Prime Minister John Key and 13 other Pacific leaders spent the night in Aitutaki last night before heading to the nearby island in the Cooks this morning by vaka, traditional boat.
Key enjoyed the 40 minute boat ride and spent the time chatting with leaders.
Musicians standing in the water and drummers on the beach welcomed the leaders.
"I though it was nice. Sounds very Pacific doesn't it," he said.
Once on dry land, the leaders were each taken to plant a tamanu tree.
Key was in a hurry to scoop the earth into the hole with a half coconut shell.
Though he insisted it was not a race, he cheered "we won" when the task was completed.
A local suggested it was "no wonder" the All Blacks always won.
But when a journalist suggested his tree was smaller than the rest Key objected.
"It's just that we buried it more efficiently.
"I'm sure it will grow to something very strong and precious."
When an official suggested Key could vote off the journalists like a survivor programme, he seemed to like the idea.
"I'm not going to vote them off. I'm going to bury them.
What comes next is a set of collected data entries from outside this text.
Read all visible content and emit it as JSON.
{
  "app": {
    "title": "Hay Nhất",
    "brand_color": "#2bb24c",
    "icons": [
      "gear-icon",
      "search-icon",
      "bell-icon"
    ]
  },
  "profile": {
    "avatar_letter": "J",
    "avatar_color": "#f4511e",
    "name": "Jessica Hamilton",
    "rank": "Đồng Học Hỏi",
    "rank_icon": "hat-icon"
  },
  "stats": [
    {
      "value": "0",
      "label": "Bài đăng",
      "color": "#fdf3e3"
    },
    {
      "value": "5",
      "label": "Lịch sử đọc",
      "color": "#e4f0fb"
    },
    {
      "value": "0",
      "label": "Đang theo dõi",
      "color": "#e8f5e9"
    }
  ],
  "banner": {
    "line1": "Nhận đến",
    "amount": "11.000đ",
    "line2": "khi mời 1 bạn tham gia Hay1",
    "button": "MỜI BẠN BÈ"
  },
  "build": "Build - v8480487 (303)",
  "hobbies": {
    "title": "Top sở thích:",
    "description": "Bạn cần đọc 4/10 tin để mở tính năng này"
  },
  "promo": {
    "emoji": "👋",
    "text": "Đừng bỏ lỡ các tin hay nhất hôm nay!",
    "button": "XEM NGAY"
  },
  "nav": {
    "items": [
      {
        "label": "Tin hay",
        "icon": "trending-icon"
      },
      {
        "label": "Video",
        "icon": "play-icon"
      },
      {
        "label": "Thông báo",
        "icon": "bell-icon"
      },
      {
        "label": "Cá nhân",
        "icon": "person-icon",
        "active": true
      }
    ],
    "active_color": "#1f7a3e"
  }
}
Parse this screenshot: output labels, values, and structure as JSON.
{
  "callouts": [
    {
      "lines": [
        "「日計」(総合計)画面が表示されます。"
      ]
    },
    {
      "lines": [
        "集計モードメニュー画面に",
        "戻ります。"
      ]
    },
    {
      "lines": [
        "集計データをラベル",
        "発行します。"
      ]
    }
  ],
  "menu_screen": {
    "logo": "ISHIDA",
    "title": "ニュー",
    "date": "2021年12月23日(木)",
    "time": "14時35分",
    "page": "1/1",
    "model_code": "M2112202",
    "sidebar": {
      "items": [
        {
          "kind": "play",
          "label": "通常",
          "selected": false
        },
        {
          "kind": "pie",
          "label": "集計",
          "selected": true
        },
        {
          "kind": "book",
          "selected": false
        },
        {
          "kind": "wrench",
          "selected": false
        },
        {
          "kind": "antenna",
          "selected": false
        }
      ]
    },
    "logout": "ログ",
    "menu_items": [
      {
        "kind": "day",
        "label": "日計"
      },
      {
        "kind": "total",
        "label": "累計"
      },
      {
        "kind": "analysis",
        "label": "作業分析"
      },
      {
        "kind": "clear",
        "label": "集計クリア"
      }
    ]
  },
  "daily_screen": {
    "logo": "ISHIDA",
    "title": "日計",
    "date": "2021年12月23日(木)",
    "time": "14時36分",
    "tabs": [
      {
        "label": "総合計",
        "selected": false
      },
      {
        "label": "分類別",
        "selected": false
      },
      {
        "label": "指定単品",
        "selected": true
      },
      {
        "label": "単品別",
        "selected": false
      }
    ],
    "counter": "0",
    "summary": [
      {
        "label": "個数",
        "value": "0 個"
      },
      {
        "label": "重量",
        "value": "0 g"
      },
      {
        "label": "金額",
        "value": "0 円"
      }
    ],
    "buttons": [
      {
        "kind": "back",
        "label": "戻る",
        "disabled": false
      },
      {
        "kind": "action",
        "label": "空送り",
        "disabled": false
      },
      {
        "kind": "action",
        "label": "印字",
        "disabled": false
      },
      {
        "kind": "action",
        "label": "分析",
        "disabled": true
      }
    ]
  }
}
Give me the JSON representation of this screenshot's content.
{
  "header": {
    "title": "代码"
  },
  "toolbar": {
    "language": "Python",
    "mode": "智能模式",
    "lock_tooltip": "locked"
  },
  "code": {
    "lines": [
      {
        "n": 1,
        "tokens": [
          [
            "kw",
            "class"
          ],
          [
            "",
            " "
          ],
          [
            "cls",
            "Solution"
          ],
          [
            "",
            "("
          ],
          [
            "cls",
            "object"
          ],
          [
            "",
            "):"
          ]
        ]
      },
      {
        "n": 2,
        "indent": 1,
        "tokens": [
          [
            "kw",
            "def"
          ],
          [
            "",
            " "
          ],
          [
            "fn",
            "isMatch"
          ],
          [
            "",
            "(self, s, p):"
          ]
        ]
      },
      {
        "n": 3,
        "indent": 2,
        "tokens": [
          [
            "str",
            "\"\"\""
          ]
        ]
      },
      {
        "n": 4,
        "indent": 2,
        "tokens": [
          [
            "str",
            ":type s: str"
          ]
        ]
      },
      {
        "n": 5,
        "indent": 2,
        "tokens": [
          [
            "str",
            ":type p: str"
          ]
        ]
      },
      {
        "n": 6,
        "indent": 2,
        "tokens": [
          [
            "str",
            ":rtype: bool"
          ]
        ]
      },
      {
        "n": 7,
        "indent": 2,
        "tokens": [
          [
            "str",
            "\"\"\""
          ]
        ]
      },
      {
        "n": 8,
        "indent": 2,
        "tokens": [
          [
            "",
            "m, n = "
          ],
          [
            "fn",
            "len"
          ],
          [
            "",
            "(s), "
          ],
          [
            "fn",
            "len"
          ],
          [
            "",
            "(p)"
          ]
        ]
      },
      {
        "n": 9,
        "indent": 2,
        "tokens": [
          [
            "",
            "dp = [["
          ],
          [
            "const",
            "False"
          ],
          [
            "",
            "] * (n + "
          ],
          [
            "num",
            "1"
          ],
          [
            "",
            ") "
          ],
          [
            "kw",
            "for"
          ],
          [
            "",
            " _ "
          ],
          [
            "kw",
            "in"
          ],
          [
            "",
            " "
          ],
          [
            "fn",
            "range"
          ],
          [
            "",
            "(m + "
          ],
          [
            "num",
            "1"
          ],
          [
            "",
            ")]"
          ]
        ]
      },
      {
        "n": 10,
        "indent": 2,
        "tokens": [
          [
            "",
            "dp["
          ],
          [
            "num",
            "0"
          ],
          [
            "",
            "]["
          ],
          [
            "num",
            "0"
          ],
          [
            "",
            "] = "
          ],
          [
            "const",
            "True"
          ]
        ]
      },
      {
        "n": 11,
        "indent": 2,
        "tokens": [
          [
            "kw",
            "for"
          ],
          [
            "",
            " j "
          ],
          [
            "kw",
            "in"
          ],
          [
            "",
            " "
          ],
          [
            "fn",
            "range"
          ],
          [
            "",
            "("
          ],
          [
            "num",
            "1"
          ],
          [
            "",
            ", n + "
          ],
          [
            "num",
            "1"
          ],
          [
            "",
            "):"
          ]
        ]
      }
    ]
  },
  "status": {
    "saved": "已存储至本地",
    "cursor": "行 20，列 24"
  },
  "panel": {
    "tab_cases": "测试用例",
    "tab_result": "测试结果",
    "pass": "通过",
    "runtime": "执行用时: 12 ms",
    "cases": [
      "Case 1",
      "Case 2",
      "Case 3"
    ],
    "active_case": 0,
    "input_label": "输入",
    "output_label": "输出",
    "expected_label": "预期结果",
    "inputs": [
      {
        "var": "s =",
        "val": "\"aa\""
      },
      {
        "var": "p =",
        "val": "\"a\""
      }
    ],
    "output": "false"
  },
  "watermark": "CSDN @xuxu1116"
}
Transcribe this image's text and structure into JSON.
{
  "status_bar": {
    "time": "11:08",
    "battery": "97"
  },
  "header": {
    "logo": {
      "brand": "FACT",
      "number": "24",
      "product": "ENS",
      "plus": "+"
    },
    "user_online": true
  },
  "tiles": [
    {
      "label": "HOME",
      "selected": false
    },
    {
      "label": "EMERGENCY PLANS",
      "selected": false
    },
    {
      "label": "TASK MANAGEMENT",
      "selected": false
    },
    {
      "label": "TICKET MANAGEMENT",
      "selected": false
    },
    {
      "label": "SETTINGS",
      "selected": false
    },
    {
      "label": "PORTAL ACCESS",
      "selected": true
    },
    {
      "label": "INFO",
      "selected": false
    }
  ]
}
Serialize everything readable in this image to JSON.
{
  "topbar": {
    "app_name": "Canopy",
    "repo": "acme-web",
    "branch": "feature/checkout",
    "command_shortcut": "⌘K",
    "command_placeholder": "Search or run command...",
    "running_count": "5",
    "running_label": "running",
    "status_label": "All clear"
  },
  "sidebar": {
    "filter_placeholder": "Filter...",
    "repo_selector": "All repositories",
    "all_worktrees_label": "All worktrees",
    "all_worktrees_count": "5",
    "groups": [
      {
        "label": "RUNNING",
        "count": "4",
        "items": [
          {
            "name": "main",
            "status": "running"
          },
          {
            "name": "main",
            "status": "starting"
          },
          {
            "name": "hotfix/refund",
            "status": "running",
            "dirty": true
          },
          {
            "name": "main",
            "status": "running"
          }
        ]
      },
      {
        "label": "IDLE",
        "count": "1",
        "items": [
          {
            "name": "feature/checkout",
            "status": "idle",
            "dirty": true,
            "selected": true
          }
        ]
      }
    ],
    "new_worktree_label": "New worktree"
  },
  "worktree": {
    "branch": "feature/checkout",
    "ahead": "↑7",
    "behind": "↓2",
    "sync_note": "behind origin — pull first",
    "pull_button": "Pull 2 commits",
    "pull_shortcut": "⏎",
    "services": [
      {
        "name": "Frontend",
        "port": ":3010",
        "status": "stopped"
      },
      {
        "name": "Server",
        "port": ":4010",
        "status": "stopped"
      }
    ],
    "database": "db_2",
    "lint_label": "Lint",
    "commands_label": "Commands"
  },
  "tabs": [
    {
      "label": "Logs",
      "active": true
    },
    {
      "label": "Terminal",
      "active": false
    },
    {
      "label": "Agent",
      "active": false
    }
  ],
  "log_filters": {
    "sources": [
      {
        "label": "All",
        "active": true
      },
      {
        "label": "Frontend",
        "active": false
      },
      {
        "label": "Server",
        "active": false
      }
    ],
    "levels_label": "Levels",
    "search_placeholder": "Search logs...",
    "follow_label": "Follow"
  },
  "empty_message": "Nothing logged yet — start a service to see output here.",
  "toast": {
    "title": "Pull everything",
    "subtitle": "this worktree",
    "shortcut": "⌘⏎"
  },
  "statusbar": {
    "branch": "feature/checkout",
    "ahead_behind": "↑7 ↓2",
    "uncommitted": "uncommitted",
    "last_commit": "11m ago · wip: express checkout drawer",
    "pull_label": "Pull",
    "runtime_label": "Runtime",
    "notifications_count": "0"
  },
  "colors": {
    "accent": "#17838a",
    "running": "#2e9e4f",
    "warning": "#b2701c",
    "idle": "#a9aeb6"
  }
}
Six feet under they'll never leave."
He said he might come back to visit his tree.
His wife, Bronagh, deserved a holiday anyway.
"Not a bad part of the world, although no accommodation."
Cook Islands Prime Minister Henry Puna said the tree planting was an environmental gesture and ceremony to welcome the leaders.
"I am proud to show off my beautiful country."
The leaders are having to hold their retreat on the boat they arrived on because there are no buildings on the island.